Bomb them Back to the Stone Age: An EtymologyNews Abroad
Just after 9/11, the United States allegedly threatened to bomb Pakistan “back to the stone age” unless it joined the war on terror. In his forthcoming book, Pakistani leader Pervez Musharraf attributes the ultimatum to Richard Armitage, who flatly denies it. Sounding slightly less sure, President Bush says he was “taken aback by the harshness of the words.”
Harsh, maybe, but hardly original. Journalists, fifth-grade bullies, and maybe even diplomats have been worrying that phrase almost as long as “my bad” or “at the end of the day.” If Armitage actually used those words he should be hauled before the International Cliché Tribunal.
The threat’s triteness, however, may offer a clue to its real significance. To become a cliché, a figure of speech has to begin with enough freshness, irony, or dead-on accuracy to get repeated until its original gist wears off. So what did this expression mean, and who said it first?
The quote is usually attributed to Curtis LeMay, the scowling Air Force general who incinerated two thirds of Japan’s cities in World War II and was disappointed when Kennedy wouldn’t let him do the same to Cuba. In his 1968 memoir he suggested that rather than negotiating with Hanoi, the United States should “bomb them back to the stone age,” by taking out factories, harbors, and bridges “until we have destroyed every work of man in North Vietnam.”
LeMay, however, had cribbed it from a June 1967 column by humorist Art Buchwald, who used the phrase to caricature the Goldwater Republican attitude toward Vietnam. The 1964 “Daisy Girl” ad had already tarred Republicans as inveterate bombers, but the joke came from Buchwald’s association of bombing with time travel.
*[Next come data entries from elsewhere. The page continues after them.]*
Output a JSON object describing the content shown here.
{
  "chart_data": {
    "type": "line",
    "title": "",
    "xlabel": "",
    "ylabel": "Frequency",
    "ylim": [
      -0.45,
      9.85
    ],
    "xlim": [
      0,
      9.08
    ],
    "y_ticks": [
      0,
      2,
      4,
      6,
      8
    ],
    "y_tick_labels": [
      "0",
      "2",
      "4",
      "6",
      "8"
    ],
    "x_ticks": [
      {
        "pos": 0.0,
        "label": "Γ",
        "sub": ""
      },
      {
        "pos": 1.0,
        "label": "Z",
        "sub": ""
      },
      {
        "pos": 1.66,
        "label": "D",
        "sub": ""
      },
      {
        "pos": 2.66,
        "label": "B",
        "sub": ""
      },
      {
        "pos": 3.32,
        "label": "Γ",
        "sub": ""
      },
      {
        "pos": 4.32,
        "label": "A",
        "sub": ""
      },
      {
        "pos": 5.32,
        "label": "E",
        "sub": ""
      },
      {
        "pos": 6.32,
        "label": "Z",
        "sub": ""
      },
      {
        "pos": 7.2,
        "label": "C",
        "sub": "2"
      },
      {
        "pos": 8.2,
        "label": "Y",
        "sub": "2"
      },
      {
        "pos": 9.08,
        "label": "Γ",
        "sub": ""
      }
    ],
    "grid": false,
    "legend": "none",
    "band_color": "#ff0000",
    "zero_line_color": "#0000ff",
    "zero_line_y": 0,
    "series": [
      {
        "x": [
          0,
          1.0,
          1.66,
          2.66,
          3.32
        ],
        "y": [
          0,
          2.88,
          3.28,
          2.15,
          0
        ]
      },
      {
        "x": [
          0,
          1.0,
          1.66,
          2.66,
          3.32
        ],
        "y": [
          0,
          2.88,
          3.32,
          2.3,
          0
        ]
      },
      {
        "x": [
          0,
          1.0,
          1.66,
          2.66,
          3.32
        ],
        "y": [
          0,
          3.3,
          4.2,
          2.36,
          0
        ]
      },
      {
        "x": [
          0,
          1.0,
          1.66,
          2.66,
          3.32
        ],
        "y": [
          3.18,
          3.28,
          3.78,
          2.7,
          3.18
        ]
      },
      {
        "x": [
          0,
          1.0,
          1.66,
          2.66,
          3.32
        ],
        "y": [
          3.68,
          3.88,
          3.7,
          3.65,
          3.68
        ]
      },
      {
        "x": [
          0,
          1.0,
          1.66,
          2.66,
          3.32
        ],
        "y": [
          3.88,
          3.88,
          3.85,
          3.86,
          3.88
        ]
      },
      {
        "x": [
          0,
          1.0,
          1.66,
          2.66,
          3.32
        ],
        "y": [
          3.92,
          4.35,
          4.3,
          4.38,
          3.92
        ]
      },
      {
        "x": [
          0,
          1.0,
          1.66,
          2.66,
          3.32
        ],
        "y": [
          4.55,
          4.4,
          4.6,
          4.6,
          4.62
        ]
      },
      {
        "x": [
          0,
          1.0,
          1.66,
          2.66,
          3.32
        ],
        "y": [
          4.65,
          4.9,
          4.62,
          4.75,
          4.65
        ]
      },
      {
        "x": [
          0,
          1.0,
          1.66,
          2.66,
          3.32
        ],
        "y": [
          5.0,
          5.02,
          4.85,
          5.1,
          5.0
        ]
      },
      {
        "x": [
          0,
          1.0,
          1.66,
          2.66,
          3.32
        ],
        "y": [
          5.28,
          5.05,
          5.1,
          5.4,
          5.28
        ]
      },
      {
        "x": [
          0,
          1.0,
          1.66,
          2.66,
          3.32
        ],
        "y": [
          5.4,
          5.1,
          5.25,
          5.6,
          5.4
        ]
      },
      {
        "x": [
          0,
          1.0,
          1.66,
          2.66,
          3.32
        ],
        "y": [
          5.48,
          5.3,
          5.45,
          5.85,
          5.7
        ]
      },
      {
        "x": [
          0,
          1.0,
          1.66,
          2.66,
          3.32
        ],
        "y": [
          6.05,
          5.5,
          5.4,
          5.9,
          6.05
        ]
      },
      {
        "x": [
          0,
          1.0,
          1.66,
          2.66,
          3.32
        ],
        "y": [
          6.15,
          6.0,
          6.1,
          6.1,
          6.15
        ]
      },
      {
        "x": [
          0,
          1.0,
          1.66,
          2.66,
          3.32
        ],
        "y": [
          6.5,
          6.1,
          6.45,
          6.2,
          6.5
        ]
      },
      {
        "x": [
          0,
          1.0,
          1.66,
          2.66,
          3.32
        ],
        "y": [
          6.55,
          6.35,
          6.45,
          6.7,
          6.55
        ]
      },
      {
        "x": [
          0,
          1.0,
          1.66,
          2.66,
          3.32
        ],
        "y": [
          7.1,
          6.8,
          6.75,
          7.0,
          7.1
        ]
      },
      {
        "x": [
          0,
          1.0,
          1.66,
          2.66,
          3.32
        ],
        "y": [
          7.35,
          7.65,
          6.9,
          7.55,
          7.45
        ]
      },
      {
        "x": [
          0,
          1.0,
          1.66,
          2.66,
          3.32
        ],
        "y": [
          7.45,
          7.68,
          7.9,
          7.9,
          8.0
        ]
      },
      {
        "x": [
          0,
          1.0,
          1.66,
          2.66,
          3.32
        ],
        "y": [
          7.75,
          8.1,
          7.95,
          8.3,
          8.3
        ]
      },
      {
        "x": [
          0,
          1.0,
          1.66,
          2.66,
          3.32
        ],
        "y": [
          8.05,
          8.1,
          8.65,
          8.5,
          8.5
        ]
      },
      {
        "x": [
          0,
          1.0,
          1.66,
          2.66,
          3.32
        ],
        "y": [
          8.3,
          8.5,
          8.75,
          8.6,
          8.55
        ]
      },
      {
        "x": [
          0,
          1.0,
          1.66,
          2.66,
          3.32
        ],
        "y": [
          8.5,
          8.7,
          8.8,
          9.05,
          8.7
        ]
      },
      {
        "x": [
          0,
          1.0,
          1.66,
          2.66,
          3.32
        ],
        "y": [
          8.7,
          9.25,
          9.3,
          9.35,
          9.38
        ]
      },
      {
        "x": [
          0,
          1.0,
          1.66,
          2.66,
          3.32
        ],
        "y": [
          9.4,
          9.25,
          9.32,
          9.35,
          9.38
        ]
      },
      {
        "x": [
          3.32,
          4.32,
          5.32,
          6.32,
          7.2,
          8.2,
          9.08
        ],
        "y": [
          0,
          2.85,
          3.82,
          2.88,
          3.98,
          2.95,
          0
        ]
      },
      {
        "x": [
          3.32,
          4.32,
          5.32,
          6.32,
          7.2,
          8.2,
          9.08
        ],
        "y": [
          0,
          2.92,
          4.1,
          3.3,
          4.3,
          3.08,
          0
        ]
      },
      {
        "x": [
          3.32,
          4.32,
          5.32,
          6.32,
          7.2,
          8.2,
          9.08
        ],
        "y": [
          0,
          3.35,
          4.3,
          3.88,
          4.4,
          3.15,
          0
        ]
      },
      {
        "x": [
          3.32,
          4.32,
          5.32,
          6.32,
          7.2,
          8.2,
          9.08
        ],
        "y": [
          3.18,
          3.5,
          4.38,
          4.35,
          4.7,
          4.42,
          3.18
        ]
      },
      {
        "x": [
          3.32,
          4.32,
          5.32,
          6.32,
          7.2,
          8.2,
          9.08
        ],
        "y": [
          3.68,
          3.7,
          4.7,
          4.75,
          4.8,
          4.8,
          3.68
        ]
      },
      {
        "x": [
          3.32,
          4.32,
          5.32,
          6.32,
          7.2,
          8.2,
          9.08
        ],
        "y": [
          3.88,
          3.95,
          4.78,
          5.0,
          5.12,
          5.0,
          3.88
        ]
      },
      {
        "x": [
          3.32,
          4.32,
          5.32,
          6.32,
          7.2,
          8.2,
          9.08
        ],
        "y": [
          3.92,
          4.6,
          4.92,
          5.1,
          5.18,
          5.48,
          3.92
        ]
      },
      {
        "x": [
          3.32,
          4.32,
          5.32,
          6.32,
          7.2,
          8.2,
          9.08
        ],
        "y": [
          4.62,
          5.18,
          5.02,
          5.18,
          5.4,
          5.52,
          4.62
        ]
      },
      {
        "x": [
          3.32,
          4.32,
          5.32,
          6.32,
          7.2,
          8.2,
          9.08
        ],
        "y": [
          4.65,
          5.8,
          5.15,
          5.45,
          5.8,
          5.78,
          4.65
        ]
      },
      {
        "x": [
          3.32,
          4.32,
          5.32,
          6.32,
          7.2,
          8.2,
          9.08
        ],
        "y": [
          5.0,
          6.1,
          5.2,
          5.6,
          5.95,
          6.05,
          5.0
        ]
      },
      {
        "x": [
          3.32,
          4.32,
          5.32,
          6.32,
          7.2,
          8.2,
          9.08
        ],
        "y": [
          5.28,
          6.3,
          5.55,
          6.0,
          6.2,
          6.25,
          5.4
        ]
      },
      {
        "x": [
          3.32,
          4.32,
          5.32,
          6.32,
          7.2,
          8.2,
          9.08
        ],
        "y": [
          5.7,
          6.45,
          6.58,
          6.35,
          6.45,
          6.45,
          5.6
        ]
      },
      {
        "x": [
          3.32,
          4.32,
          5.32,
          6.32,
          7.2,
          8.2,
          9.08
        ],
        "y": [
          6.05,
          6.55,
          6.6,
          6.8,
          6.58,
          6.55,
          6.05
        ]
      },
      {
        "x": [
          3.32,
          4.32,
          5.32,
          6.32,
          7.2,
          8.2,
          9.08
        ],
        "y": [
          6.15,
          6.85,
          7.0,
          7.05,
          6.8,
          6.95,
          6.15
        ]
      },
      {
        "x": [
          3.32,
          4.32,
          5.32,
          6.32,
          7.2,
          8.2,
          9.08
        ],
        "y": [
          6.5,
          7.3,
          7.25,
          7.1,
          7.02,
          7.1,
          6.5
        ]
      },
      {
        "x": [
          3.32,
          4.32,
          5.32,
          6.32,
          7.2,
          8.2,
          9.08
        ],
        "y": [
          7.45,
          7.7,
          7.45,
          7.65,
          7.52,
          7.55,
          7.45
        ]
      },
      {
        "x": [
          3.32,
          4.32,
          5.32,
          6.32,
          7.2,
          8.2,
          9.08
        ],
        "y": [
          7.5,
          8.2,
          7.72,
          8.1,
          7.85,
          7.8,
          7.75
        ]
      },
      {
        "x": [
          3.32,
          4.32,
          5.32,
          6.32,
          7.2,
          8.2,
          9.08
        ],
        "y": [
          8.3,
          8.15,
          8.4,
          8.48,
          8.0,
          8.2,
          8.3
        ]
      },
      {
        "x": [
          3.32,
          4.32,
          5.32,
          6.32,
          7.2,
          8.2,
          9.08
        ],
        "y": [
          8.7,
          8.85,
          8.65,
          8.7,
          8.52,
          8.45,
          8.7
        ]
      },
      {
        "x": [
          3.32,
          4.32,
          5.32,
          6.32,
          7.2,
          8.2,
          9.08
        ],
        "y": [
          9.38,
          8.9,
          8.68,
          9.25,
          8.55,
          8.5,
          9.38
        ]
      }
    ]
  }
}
The Kennedy and Johnson administrations talked of winning in Vietnam by nation-building it “into the twentieth century.” Particularly after World War II, U.S. officials tended to rank countries by a single measure, technology, and to express progress in terms of time. Rural, unmechanized countries were feudal, primitive, or backward while industrialized countries, like Britain, lived closer to our time zone, off by maybe a few minutes. Communism’s lumbering one-way march through history was an “alien time sense,”Life magazine explained. Americans treated time like “raw material for whatever project is before us.”
The ability to help friendly countries skip ahead in time by dispensing technology and foreign aid gave Washington a valuable weapon for winning allies. Its controlling vote in the World Bank and multilateral agencies allowed it to decide which countries advanced, and how fast. In Pakistan, the United States built hydroelectric dams, steel mills, airports, and a small atomic reactor.
But there was another strategy deployed in Asia, the one Buchwald lampooned and LeMay advocated. Nations could be wound back like clocks. Twentieth century accoutrements headed the list of bombing targets, and American reconnaissance planes flew regularly and visibly over Pakistan. When the prime minister visited Washington in 1966, Johnson presented him a framed color photograph of his country taken from the window of a Saturn rocket.
Leaders of Musharraf’s generation grew up identifying the United States with the excitement, speed, and energy of modern technology, while also being conscious that America felt it owned modernity, that it had a right to decide who lived in the future, and who in the past. Armitage may never have said anything about the stone age, but when he phoned in September 2001 to ask if Pakistan was on our side, Musharraf heard the assertion of an old prerogative. Washington was calling to tell him what time it was.